Unilever has laid out a fresh commitment to not target any children under the age of 16 with its marketing. The move will see it stop working with celebrities and social media influencers who are themselves under 16 or whose fanbase is largely under that age.
It’s a significant move for the FMCG giant. Though the UK has strict marketing rules for the food and beverage industry when it comes to children, most countries only restrict marketing to children under 13 years old.
Unilever updated its policies for marketing to children in 2020, when it said it would stop marketing and advertising foods and refreshments to children under the age of 12 in traditional media, and under the age of 13 via social media channels.
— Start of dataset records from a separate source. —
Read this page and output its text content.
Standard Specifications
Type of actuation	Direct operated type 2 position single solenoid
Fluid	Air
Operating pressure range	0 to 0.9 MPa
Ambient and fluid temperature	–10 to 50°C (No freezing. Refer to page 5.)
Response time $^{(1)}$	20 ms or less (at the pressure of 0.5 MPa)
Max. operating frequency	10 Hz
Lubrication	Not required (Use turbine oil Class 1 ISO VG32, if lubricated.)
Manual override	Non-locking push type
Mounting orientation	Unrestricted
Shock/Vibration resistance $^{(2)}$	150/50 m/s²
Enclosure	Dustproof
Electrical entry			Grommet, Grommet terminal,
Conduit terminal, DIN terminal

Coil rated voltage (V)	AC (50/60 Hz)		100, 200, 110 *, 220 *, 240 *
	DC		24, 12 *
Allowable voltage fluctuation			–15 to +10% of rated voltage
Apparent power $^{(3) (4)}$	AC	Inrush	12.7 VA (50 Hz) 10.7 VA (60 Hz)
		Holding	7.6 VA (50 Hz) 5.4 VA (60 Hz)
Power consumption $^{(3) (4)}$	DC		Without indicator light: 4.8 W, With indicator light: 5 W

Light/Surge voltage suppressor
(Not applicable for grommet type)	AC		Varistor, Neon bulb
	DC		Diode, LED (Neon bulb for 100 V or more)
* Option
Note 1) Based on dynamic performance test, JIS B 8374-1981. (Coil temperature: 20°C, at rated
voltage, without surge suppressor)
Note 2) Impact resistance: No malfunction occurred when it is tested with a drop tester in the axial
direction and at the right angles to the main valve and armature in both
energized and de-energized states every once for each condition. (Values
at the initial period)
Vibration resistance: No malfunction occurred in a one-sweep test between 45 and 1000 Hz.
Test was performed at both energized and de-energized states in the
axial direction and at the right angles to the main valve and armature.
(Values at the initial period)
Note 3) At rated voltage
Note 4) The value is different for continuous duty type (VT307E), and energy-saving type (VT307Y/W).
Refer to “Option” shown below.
However, the company has now said it wants to “raise the bar on responsible marketing” to a minimum age of 16 years old across both traditional and social media globally.
It is planning for all brands across its food and refreshment portfolio to have adopted the following principles by 2023. This will include the marketing for products including Ben & Jerry’s ice-cream and Unilever’s Wall’s portfolio, which has Calippo, Twister and Cornetto in its range.
Not targeting children under 16 years old with any marketing or social media communications
Not collecting or storing data on children under 16
Not using influencers, celebrities or social media stars who are under the age of 16 or primarily appeal to children under the age of 16
Providing clear and prominent disclosure of provisions to influencers and limiting child appeal to influencer content
Continuing to refrain from promoting brands or products in schools, with the exception of participation in educational campaigns, when specifically requested
Matt Close, president of ice-cream, Unilever, explained: “Recognizing the power that social media and influencer marketing can have on children’s choices, we believe it’s important to raise the bar on responsible marketing to a minimum age of 16 years old across both traditional and social media.
“By making these changes, our goal is to continue to reduce children’s exposure to advertising from the food and beverage industry, and instead support parents to select appropriate treats, to be enjoyed from time to time.”